The monitor period showed administration candidate, Christopher Bong Go, getting the most publicity in print during the monitor period, with 15 news reports. Eight were published by Star. Bong Go, relatively unknown in the national political scene, gained prominence when he served as a Special Assistant to the President (SAP).

Francis Tolentino is in second place. As neither one holds any post, media attention given to them should be noted. Go resigned when he declared himself a candidate; although he has been frequently photographed still at the presidents side or cited as a source of presidential news by the media, as in the recent visit of the president, Ms. Avancena and their daughter Kitty to Hong Kong. Tolentino, former Metro Manila Development Authority chairman, was appointed as the presidents political adviser in 2017, a low profile position, but may have been designed as a prelude to his candidacy. Other candidates accommodated with puff stories include Sonny Angara and Imee Marcos (see graph). Some local government candidates in Metro Manila also shared the media publicity.

Media as Kingmaker

Medias crucial role as watchdog is heightened during elections. Not only must they raise the level of political discourse; they must also serve as the voice of the people and raise issues that politicians need to address. With the exception of a few stories, the reportage in the first month of the election campaign period for the Senate did not live up to this responsibility.

Medias fixation on the campaign trail seems more attuned to the needs of the candidates rather the citizens, its role of watchdog of power turned on its head. The protection of the press is premised on its ability, capacity and commitment to providing news that help voters understand the worthiness of those seeking their support. It is not to help the candidates they favor win on May 9.

Exclusivity in Debates: Relevant Points Wasted

COMELEC HAS rejected OtsoDiretsos request for a sponsored debate. This is unfortunate, as debates give less prominent candidates a chance to compete in a more level playing field, providing the public with a chance to view candidates interacting with one another.

In recent years, televised debates have become a staple in the coverage of national elections. Apart from the fact that television has the widest reach, its audio-visual elements enhance public attention, having the power to deliver political information and messages with greater impact. Debates also give less prominent candidates with fewer resources a chance to compete in a more level playing field. The unified effort to hold and cover debates which everyone watches all at the same time consolidates the power and impact of exposure of deserving candidates.

The three TV networks (Harapan 2019: The ABS-CBN Senatorial Town Hall Debate, CNN Philippines' The Filipino Votes: Senatorial Forum, Debate 2019: The GMA Senatorial Faceoff) have done their part to fill this huge gap. But hosting their own senatorial debates or forums, the rivalry among competitors limits the exposure of their programs.

Network wars get in the way of greater public information. The news that emanates from these forums are ignored by competing stations, retaining the practice of not referring to any news that comes from another news organization. This practice results in disjointed public perception, as programs do not connect to the entire field of news.

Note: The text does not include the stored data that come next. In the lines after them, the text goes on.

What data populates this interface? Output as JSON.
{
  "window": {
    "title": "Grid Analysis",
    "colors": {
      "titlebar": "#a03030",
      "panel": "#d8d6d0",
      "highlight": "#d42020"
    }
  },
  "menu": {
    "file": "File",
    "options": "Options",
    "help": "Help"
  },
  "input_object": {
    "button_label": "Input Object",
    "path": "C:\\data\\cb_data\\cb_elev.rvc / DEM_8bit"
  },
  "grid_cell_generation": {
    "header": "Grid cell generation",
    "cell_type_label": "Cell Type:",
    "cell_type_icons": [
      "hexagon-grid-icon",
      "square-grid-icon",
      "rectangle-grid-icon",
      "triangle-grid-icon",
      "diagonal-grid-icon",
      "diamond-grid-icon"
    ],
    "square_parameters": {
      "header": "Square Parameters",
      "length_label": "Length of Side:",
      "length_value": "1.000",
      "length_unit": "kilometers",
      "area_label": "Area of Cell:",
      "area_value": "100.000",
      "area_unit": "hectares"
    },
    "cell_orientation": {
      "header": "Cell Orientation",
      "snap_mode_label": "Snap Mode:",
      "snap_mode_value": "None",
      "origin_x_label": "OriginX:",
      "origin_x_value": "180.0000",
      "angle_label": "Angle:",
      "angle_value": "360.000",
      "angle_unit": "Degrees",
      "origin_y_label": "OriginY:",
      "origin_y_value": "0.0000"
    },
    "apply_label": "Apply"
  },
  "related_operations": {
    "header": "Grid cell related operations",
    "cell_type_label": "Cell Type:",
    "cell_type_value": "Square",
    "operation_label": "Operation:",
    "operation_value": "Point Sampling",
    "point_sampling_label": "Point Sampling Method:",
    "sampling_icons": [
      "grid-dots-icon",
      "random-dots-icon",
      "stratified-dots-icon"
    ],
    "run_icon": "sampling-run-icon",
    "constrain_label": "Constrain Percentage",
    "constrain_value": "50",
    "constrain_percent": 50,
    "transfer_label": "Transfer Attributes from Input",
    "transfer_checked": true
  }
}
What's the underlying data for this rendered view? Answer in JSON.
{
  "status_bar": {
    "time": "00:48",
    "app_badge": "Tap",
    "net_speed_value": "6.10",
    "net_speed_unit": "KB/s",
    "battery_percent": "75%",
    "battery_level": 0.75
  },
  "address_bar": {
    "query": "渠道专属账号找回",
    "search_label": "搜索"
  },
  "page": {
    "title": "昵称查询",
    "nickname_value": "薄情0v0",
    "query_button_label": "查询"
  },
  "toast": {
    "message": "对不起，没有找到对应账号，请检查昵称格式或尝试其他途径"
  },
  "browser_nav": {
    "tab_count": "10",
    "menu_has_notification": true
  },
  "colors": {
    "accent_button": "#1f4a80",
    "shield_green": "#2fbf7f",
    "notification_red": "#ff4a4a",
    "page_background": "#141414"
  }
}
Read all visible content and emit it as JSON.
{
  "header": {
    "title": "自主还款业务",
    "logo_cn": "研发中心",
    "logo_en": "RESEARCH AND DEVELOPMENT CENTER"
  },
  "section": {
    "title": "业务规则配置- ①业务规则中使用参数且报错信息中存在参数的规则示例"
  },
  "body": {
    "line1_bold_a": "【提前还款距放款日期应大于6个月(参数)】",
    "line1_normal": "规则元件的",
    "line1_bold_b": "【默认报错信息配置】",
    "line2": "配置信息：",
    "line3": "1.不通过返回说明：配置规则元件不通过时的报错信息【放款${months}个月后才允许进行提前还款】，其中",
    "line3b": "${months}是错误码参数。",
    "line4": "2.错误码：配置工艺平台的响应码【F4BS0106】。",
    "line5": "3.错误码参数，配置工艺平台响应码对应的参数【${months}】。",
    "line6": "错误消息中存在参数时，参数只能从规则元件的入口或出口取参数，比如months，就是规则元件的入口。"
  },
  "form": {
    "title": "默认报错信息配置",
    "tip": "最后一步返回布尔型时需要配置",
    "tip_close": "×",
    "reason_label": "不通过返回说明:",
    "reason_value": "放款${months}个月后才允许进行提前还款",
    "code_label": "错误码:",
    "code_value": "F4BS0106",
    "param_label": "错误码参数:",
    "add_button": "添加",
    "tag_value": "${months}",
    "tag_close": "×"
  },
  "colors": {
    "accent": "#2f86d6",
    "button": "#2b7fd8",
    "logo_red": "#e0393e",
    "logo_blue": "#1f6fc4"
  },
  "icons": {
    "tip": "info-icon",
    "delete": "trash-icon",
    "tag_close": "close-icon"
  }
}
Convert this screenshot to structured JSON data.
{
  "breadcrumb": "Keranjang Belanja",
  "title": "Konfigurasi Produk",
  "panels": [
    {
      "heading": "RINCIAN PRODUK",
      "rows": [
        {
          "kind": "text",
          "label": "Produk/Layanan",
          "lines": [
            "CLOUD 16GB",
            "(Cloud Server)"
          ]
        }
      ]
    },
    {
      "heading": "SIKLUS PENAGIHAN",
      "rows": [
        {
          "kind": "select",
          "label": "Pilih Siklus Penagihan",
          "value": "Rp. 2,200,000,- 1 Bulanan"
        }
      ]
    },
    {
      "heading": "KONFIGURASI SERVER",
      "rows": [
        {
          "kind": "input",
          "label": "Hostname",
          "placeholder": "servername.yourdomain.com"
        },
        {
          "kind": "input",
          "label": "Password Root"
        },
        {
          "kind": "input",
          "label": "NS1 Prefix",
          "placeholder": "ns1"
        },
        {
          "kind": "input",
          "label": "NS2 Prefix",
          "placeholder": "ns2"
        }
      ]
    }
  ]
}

Election season demands media unity in order to fulfill its mandate of helping the public understand public issues so citizens can vote wisely. Pooled resources and collaborative efforts are needed to reach the widest possible demographic.

Comelecs decision is a disservice to the electorate. And network wars that ignore the news from rival programs defeat the imperative of providing the electorate the information it needs to make wise choices.